Opportunities for Analog Acceleration of Deep Learning With Phase Change Memory

Pritish Narayanan, Geoffrey W. Burr, Stefano Ambrogio, Hsinyu Tsai, Charles Mackin, Katherine Spoon, An Chen, Alexander Friz and Andrea Fasoli
IBM Research, US

ABSTRACT

Storage Class Memory and High Bandwidth Memory Technologies are already reshaping systems architecture in interesting ways, by bringing cheap and high-density memory closer and closer to processing. Extrapolating on this trend, a new class of in-memory computing solutions is emerging, where some or all of the computing happens at the location of the data. Within the landscape of in-memory computing approaches, Non-von Neumann architectures seek to eliminate most of the data movement associated with computing, eliminating the demarcation between compute and memory.
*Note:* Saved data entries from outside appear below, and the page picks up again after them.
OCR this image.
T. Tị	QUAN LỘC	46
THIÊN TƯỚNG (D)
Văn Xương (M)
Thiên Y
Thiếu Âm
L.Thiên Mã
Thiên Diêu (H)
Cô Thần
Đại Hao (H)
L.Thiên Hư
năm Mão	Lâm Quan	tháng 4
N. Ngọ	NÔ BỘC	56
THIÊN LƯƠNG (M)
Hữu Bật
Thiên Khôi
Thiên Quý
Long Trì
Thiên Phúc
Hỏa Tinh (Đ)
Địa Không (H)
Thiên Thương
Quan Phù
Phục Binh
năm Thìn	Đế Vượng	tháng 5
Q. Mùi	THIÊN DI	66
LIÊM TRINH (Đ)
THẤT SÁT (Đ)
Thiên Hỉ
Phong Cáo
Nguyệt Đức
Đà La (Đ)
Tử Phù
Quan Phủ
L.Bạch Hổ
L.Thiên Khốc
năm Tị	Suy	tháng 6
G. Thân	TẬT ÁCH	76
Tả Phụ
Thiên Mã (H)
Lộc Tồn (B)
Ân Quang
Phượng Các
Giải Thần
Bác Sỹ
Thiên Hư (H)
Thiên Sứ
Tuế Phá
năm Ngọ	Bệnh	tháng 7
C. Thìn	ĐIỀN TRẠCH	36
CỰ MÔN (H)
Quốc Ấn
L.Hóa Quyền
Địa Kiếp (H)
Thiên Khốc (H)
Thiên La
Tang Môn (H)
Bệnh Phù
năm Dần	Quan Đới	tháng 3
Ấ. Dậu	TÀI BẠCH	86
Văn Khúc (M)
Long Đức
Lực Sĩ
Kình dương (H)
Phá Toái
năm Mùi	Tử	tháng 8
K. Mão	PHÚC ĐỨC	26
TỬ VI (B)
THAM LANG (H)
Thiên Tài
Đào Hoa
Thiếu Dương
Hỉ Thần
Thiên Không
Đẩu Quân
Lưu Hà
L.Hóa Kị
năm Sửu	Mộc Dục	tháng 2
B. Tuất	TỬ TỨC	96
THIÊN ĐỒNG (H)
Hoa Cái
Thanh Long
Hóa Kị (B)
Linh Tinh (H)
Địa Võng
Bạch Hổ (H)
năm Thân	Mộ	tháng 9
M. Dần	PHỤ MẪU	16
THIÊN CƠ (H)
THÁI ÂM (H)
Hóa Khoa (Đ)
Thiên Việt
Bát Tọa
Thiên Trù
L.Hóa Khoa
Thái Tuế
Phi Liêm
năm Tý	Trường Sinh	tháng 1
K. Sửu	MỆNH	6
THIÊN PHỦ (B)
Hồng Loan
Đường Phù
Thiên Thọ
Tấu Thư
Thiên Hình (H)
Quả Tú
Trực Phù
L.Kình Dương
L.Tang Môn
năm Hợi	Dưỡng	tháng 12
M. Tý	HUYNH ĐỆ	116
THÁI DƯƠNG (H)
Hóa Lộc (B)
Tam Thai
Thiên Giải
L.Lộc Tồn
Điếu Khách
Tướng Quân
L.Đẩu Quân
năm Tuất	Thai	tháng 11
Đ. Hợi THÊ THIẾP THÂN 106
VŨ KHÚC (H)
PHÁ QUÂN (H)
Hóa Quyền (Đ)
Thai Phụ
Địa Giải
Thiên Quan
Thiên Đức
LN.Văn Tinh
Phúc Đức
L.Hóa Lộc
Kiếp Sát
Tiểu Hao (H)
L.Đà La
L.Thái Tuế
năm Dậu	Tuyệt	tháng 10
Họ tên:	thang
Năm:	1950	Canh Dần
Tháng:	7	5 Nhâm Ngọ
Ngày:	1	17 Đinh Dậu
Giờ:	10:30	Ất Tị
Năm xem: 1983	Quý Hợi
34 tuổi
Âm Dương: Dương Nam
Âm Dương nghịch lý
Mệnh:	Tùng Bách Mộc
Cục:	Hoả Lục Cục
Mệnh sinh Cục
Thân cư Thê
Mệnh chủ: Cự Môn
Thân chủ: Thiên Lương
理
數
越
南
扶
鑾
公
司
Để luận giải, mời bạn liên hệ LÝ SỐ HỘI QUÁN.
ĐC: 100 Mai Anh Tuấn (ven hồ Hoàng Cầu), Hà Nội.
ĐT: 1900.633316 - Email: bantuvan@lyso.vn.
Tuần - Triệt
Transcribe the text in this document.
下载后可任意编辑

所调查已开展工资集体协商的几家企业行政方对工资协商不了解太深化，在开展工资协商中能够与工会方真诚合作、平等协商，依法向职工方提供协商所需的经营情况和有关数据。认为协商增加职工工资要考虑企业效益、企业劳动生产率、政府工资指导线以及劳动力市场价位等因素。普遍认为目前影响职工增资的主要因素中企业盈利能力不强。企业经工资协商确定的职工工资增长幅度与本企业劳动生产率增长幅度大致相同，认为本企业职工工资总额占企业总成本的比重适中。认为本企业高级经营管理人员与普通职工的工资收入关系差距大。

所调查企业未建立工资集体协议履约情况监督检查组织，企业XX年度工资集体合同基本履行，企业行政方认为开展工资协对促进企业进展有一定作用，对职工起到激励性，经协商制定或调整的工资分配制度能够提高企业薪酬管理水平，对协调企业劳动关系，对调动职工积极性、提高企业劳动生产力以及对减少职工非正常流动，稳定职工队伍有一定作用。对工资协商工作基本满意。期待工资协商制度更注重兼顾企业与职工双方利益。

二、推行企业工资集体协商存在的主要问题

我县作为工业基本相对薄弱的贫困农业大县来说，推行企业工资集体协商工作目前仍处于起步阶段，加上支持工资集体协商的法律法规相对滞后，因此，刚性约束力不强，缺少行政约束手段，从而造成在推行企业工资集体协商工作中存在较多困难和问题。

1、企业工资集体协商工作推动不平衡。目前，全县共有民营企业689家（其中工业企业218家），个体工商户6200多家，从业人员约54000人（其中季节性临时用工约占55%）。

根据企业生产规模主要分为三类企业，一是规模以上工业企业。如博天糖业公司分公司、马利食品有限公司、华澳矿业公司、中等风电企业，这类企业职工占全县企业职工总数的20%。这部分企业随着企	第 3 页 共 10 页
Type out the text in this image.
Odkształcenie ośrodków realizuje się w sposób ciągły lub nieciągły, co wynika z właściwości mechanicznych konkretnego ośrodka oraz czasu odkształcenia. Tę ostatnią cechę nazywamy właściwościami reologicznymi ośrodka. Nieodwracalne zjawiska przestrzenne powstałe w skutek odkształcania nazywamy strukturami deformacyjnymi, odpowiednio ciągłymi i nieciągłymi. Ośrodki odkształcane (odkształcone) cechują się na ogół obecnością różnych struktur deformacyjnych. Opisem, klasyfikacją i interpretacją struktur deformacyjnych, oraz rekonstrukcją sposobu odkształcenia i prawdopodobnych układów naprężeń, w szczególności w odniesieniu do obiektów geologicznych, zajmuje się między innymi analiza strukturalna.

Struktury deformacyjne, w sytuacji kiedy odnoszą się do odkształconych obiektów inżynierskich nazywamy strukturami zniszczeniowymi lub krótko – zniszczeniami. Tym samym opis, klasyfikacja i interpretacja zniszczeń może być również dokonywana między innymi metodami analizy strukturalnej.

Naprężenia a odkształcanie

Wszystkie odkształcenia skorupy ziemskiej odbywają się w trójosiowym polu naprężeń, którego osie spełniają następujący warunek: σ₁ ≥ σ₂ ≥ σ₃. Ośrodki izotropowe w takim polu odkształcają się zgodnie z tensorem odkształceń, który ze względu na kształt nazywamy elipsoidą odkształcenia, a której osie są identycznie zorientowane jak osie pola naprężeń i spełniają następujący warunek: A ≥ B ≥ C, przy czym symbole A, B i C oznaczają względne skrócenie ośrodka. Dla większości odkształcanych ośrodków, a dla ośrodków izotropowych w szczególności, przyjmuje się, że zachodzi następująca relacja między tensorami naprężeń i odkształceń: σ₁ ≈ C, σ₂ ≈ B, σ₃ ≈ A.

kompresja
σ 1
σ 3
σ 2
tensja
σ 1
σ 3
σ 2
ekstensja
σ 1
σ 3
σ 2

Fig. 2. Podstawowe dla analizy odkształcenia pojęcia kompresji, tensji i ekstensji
While such non-Von Neumann architectures could offer orders of magnitude performance improvements on certain workloads, they are not as general purpose nor as easily programmable as von-Neumann architectures. Therefore, well defined use cases need to exist to justify the hardware investment. Fortunately, acceleration of deep learning, which is both compute and memory-intensive, is one such use case. Today, the training of deep learning networks is done primarily in the cloud and could take days or weeks even when using many GPUs. Specialized hardware for training is thus primarily focused on speedup, with energy/power a secondary concern. On the other hand, 'Inference', the deployment and use of pre-trained models for real-world tasks, is done both in the cloud and on edge devices and presents hardware opportunities at both high speed and low power design points. In this presentation, we describe some of the opportunities and challenges in building accelerators for deep learning using analog volatile and non-volatile memory. We review our group's recent progress towards achieving software-equivalent accuracies on deep learning tasks in the presence of real-device imperfections such as non-linearity, asymmetry, variability and conductance drift. We will present some novel techniques and optimizations across device, circuit, and neural network design to achieve high accuracy with existing devices. We will then discuss challenges for peripheral circuit design and conclude by providing an outlook on the prospects for analog memory-based DNN accelerators.